We can use eBPF to trace the user space code and what happen in kernel when running the code. In addition, eBPF show the talent on performance analysis and monitoring when we use io_uring on it.

https://lore.kernel.org/io-uring/s7bbl9pp39g.fsf@dokucode.de/T/

we are operating-system researchers from Germany and noticed the LWN
article about the combination of io_uring and eBPF programs. We think
that high-performance system-call interfaces in combination with
programability are the perfect substrate for system-call clustering.

Because eBPF probes run in kernel space, they can do complex analysis, collect more information, and then only return to the application with summaries and final conclusions.

Here are some examples of what those tools can do:

1. Trace how much time an application spends sleeping, and what led to those sleeps. (wakeuptime)
2. Find all programs in the system that reached a particular place in the code (trace)
3. Analyze network TCP throughput aggregated by subnet (tcpsubnet)
4. Measure how much time the kernel spent processing softirqs (softirqs)
5. Capture information about all short-lived files, where they come from, and for how long they were opened (filelife)

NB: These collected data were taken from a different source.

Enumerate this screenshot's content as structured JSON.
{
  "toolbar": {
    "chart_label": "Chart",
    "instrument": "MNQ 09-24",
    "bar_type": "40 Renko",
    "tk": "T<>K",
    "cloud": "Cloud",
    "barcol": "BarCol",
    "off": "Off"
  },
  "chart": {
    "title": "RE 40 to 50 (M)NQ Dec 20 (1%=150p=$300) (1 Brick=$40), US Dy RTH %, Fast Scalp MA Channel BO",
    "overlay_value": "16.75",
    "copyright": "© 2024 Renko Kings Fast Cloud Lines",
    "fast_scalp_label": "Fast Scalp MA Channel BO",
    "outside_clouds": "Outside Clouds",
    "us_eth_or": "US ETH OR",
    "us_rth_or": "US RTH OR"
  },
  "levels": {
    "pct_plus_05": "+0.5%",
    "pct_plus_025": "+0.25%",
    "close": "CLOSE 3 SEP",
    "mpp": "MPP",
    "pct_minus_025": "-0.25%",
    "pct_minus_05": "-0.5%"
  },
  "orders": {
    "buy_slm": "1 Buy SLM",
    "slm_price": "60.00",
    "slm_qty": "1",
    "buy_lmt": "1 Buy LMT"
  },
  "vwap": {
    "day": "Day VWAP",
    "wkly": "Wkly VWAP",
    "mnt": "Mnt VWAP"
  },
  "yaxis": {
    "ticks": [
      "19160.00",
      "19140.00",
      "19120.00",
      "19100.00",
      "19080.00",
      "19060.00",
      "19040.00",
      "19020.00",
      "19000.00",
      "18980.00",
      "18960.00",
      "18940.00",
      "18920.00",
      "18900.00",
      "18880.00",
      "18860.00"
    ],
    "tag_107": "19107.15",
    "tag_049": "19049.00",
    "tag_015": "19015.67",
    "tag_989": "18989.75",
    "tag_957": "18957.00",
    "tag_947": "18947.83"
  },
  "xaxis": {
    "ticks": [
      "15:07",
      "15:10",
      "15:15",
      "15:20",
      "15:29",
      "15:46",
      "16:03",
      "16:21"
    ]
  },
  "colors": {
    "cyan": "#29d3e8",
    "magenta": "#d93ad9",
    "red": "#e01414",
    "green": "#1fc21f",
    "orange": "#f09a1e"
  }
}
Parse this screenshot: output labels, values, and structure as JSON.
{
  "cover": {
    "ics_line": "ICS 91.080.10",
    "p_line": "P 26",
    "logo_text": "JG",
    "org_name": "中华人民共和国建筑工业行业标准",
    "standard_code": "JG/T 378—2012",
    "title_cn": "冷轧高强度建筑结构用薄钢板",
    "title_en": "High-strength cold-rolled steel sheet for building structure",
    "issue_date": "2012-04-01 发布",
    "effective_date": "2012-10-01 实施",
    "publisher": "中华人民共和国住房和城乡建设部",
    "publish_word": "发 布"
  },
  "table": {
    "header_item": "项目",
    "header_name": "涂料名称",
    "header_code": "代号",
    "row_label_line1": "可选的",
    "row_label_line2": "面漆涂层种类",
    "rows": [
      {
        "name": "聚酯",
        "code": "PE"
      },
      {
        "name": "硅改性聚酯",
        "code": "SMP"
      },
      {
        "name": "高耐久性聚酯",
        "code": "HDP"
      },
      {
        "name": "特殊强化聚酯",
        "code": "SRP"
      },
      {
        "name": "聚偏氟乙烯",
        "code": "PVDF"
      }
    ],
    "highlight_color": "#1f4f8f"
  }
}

The article mentioned that we can get more detailed information through io_uring, a share-memory-space between user space and kernel space.

io_uring supports linking operations, but there is no way to generically pass the result of one system call to the next. With a simple bpf program, the application can tell the kernel how the result of open is to be passed to read — including the error handling, which then allocates its own buffers and keeps reading until the entire file is consumed and finally closed: we can checksum, compress, or search an entire file with a single system call.